• Kino
  • Mapa
  • Ogłoszenia
  • Forum
  • Komunikacja
  • Raport

Na ratunek Donaldowi. Relacja z widowiska Disney on Ice

Borys Kossakowski
29 stycznia 2011 (artykuł sprzed 13 lat) 

Widowisko podobało się zarówno dzieciom, jak i rodzicom.



Najpierw były tańce, hulanki i swawole - bawiła się Myszka Miki, Kaczor Donald i cała paczka bohaterów znanych z disneyowskich kreskówek. Wszystko było dobrze, do momentu kiedy na lodzie pojawiła się mroczna Diabolina, która porwała Donalda i Myszkę Minnie. Wtedy do akcji wkroczyli Iniemamocni.



Donalda porwała zła Diabolina! Donalda porwała zła Diabolina!
Na szczęście na ratunek przybyli Iniemamocni. Choć nie poradziliby sobie bez pomocy widzów. Na szczęście na ratunek przybyli Iniemamocni. Choć nie poradziliby sobie bez pomocy widzów.
Bohaterowie kilkakrotnie uspokajali dzieci, że to nie jest prawdziwy krokodyl. Ale to chyba widać? Bohaterowie kilkakrotnie uspokajali dzieci, że to nie jest prawdziwy krokodyl. Ale to chyba widać?
Od piątku Ergo Arenę opanował Disney On Ice: Disneyland Wielka Przygoda - rewia lodowa z udziałem ulubieńców z filmów animowanych. Spektakl podróżuje po świecie od 2005 roku. W tym czasie przygody Pluto, Goofiego i Buzza Astrala oglądały dzieciaki m.in. w USA, Wielkiej Brytanii, Turcji, Japonii i Australii.

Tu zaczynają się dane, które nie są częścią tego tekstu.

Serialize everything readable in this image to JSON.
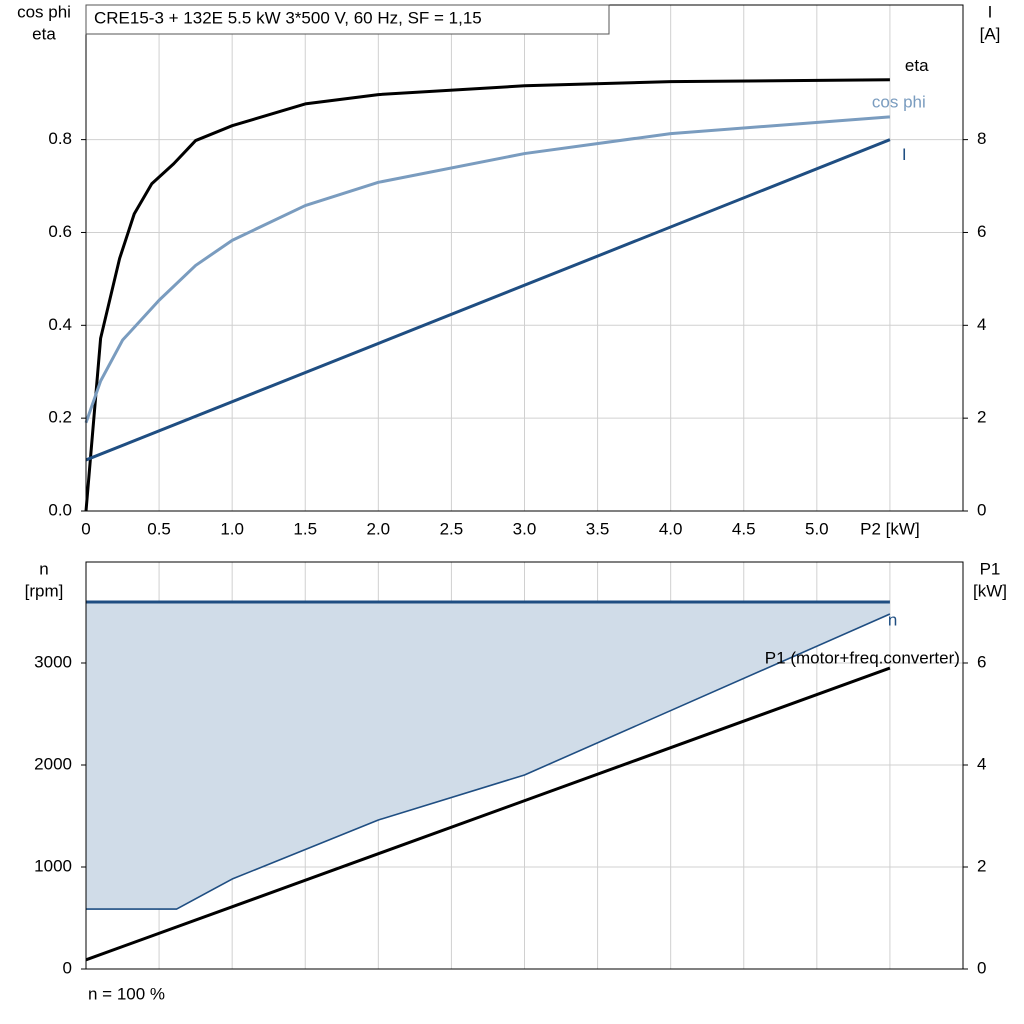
{
  "chart_data": [
    {
      "type": "line",
      "title": "CRE15-3 + 132E   5.5 kW   3*500 V, 60 Hz, SF = 1,15",
      "ylabel": [
        "cos phi",
        "eta"
      ],
      "y2label": [
        "I",
        "[A]"
      ],
      "xlim": [
        0,
        6.0
      ],
      "xticks": [
        {
          "value": 0,
          "label": "0"
        },
        0.5,
        {
          "value": 1,
          "label": "1.0"
        },
        1.5,
        {
          "value": 2,
          "label": "2.0"
        },
        2.5,
        {
          "value": 3,
          "label": "3.0"
        },
        3.5,
        {
          "value": 4,
          "label": "4.0"
        },
        4.5,
        {
          "value": 5,
          "label": "5.0"
        },
        {
          "value": 5.5,
          "label": "P2 [kW]"
        }
      ],
      "ylim": [
        0,
        1.09
      ],
      "yticks": [
        {
          "value": 0,
          "label": "0.0"
        },
        0.2,
        0.4,
        0.6,
        0.8
      ],
      "y2lim": [
        0,
        10.9
      ],
      "y2ticks": [
        0,
        2,
        4,
        6,
        8
      ],
      "grid": true,
      "series": [
        {
          "name": "eta",
          "color": "#000000",
          "x": [
            0,
            0.1,
            0.23,
            0.33,
            0.45,
            0.6,
            0.75,
            1.0,
            1.5,
            2.0,
            3.0,
            4.0,
            5.5
          ],
          "values": [
            0,
            0.372,
            0.544,
            0.64,
            0.705,
            0.748,
            0.798,
            0.83,
            0.877,
            0.897,
            0.916,
            0.925,
            0.929
          ]
        },
        {
          "name": "cos phi",
          "color": "#7a9cbf",
          "x": [
            0,
            0.1,
            0.25,
            0.5,
            0.75,
            1.0,
            1.5,
            2.0,
            3.0,
            4.0,
            5.5
          ],
          "values": [
            0.19,
            0.28,
            0.368,
            0.454,
            0.529,
            0.583,
            0.658,
            0.708,
            0.77,
            0.813,
            0.849
          ]
        },
        {
          "name": "I",
          "color": "#1f4e82",
          "axis": "y2",
          "x": [
            0,
            5.5
          ],
          "values": [
            1.1,
            8.0
          ]
        }
      ]
    },
    {
      "type": "area",
      "ylabel": [
        "n",
        "[rpm]"
      ],
      "y2label": [
        "P1",
        "[kW]"
      ],
      "annotation": "n = 100 %",
      "xlim": [
        0,
        6.0
      ],
      "xgrid": [
        0.5,
        1.0,
        1.5,
        2.0,
        2.5,
        3.0,
        3.5,
        4.0,
        4.5,
        5.0,
        5.5
      ],
      "ylim": [
        0,
        3990
      ],
      "yticks": [
        0,
        1000,
        2000,
        3000
      ],
      "y2lim": [
        0,
        7.98
      ],
      "y2ticks": [
        0,
        2,
        4,
        6
      ],
      "grid": true,
      "series": [
        {
          "name": "n",
          "color": "#1f4e82",
          "fill": "#d0dce8",
          "x": [
            0,
            0.62,
            1.0,
            2.0,
            3.0,
            5.5
          ],
          "upper": [
            3598,
            3598,
            3598,
            3598,
            3598,
            3598
          ],
          "values": [
            588,
            588,
            882,
            1461,
            1902,
            3480
          ]
        },
        {
          "name": "P1 (motor+freq.converter)",
          "color": "#000000",
          "axis": "y2",
          "x": [
            0,
            5.5
          ],
          "values": [
            0.18,
            5.9
          ]
        }
      ]
    }
  ]
}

Widowisko to teatr na lodzie. Przez półtorej godziny bohaterowie przeżywają różne perypetie - podróżują łodzią po Nilu, zwiedzają pałac małp w sercu dżungli, wraz z Buzzem Astralem odwiedzają w przestrzeń kosmiczną. Rewia składa się z popisów solowych, tańców w parach, czwórkach, a pod koniec widzowie mają okazję nacieszyć wzrok najbardziej widowiskowymi układami zbiorowymi.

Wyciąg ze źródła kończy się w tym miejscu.